Quo vadis polska telekomunikacjo?

Quo vadis polska telekomunikacjo?

Dodano:   /  Zmieniono: 
Po wielu latach dyskusji, sprywatyzowano wreszcie państwowego monopolistę telekomunikacyjnego, dopuszczono też operatorów niezależnych. I co? Właściwie nic.
TP S.A. tak jak przedtem dyktuje reguły gry, blokuje konkurentów, narzuca wygodne dla siebie modele "współpracy" z mniejszymi firmami (vide: sprawa NOM). To powoduje, że tzw. alternatywni operatorzy nie są w stanie skutecznie z nią konkurować. Przytłoczony przez TP S.A. rynek nie działa. Powinien zatem wkraczać, i to zdecydowanie, urząd regulujący branżę, zgodnie uznali dyskutanci podczas debaty zorganizowanej przez Towarzystwo Ekonomiczno-Społeczne "Stagnacja? Demonopolizacja? Konsolidacja? - Dokąd zmierza polski rynek telekomunikacyjny"? Wzięli w niej udział przedstawiciele operatorów telekomunikacyjnych, analitycy rynku i ekonomiści.

W przeciwnym wypadku jeszcze długo będziemy płacić stagnacją rynku za błąd popełniony przy prywatyzacji TP S.A., która przedtem nie została podzielona na mniejsze firmy, mogące konkurować między sobą. Już i tak - jak twierdzą niektórzy obserwatorzy branży straciliśmy 12 lat, a ostatnio wyprzedziły nas nawet kraje o mniejszym od nas potencjale ekonomicznym, takie jak Węgry, Czechy czy Estonia.

Czy rząd ma pomysł na rozwój tej branży? Otóż wygląda na to, że nie. Dokumenty rządowe - mówi Wojciech Hałka z Netii Telekom - to zbiór celów socjalnych (zwiększyć dostęp do Internetu, edukować społeczeństwo, itp.) Brak w nich natomiast wskaźników i założeń dla rozwoju branży, bez czego potencjalni inwestorzy nie wejdą na nasz rynek, bo nie będą mieli podstaw, by stworzyć sensowny biznesplan.

Ostatnio lansowana jest popierana przez ministra skarbu Wiesława Kaczmarka, koncepcja konsolidacji kilku firm, które mają być przeciwwagą dla TP S.A. Rozmowy w tej sprawie prowadziły m.in. spółki zależne Polskich Sieci Elektroenergetycznych: NOM i Tel-Energo, a także Dialog, Netia i Szeptel oraz Polkomtel. Zdaniem Tadeusza Kulisiewicza z Polskiej Izby Informatyki i Telekomunikacji, nagłośnienie tego pomysłu to raczej fakt medialno-polityczny niż koncepcja, mająca szanse na realizację. Tym bardziej, że już wiadomo, iż wycofał się z niej operator sieci komórkowej Plus GSM Pomkomtel, jeden z największych graczy w tym gronie.
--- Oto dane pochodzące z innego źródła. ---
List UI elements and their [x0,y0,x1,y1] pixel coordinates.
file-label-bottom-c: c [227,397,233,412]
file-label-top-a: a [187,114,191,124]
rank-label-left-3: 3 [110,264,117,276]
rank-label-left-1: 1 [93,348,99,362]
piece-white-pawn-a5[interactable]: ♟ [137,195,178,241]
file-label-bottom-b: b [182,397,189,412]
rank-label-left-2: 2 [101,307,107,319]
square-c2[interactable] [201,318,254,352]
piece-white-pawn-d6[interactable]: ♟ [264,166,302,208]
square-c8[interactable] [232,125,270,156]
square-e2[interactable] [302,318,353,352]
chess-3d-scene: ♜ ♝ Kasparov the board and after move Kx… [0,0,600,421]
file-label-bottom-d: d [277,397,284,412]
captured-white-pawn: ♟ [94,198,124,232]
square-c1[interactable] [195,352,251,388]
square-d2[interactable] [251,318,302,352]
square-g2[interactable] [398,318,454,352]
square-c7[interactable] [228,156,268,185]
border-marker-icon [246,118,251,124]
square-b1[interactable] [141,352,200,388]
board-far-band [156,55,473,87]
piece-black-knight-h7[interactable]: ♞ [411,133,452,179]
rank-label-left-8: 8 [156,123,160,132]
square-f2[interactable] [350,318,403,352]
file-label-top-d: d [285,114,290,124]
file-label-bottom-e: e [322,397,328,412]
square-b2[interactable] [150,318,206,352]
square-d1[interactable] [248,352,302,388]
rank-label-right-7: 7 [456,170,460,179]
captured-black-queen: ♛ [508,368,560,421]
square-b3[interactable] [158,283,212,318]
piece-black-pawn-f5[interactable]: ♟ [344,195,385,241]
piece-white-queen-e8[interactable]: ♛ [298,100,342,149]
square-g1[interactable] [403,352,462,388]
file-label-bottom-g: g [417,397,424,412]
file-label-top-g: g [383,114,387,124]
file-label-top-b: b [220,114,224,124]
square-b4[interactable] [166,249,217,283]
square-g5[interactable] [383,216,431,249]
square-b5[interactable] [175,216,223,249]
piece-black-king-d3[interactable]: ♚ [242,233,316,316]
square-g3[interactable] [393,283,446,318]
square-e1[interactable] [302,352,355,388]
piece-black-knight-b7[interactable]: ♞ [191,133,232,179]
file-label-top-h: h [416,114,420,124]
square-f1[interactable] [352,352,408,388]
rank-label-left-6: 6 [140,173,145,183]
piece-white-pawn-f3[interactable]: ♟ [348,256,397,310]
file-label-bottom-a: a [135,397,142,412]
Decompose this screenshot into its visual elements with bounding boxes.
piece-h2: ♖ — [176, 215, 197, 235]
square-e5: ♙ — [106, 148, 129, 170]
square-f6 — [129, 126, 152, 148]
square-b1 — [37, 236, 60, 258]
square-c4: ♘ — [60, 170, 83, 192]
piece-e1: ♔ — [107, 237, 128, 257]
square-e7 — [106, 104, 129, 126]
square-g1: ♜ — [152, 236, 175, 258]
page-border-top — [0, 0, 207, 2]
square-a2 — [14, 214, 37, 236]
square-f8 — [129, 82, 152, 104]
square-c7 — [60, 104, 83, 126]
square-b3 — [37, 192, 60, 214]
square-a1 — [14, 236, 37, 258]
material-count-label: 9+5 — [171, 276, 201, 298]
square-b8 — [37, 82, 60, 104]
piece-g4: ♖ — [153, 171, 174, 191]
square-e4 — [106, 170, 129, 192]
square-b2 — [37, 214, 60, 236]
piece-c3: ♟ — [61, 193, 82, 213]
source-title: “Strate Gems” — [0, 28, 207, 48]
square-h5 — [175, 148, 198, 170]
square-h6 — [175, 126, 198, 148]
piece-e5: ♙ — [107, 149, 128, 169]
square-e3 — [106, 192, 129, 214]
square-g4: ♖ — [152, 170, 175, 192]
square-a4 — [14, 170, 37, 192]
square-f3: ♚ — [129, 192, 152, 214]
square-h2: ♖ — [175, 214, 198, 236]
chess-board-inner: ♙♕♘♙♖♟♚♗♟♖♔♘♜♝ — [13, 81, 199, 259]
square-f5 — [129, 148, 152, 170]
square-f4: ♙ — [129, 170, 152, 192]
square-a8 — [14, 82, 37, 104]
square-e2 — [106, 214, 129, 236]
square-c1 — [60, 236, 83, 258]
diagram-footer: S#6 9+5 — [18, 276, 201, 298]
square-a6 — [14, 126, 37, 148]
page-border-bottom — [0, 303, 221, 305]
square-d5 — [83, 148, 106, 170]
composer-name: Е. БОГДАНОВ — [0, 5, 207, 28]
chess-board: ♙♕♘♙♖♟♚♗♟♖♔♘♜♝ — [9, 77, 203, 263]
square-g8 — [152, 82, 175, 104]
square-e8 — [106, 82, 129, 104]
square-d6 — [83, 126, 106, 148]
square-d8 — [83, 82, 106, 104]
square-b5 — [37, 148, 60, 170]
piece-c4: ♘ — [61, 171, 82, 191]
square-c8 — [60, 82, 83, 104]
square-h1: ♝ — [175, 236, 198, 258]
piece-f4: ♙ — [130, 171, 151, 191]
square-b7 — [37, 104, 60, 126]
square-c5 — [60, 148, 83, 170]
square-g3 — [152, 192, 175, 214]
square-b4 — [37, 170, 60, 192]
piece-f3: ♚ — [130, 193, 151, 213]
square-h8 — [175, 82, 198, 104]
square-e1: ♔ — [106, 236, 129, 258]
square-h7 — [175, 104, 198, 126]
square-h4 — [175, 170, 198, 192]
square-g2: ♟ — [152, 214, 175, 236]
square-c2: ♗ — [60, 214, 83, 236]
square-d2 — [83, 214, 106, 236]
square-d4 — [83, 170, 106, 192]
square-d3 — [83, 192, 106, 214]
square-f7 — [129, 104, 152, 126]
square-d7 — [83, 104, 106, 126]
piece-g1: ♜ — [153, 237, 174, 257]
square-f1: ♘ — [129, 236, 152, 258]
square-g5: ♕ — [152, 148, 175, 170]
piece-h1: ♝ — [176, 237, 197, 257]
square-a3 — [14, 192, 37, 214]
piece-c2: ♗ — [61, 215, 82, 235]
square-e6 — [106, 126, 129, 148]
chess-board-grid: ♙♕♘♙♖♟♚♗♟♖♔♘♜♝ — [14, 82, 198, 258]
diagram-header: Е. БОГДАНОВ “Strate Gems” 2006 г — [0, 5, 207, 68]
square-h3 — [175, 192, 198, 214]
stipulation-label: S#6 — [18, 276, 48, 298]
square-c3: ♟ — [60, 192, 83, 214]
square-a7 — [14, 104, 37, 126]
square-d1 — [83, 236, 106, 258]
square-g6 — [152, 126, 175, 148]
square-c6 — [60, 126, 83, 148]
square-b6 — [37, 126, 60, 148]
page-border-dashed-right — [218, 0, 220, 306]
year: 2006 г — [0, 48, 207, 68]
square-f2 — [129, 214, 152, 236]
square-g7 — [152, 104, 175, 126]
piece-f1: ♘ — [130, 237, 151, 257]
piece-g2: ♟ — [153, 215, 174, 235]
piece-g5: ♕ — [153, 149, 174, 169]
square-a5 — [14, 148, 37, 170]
Czy w związku z otwarciem rynku telekomunikacyjnego, co ma nastąpić 1 stycznia 2003 r., możemy liczyć na napływ inwestycji w tej dziedzinie? I tu - zdaniem prezesa Janiszewskiego z Telefonii Lokalnej Dialog - odpowiedź brzmi: raczej nie. Inwestorzy, którzy weszli tu wcześniej, licząc na rozwój i w konsekwencji zyski, nie znaleźli sprzyjających warunków do działalności. Obecnie z trudem mogą przetrwać.

Być może pomocne okażą się fundusze akcesyjne z chwilą wstąpienia Polski do Unii. Skorzystała z nich m.in. Portugalia i Hiszpania. Problem w tym, że - zauważa Tadeusz Kulisiewicz - Polska wykazuje bardzo niską zdolność konsumowania unijnej pomocy (10-12 proc.).

Podsumowując rozmawiający doszli do wniosku, że kosolidacja (choć sam pomysł w sytuacji zdominowania rynku przez jednego operatora wart jest uwagi) to temat zastępczy, odwracający uwagę od działań, których celem jest zlikwidowanie barier dla powstawania i rozwoju firm telekomunikacyjnych i uzyskanie maksimum rynku, a jeśli on nie działa, spowodowanie, by stworzony w tym celu Urząd Regulacji Telekomunikacji i Poczty wypełniał swą funkcję.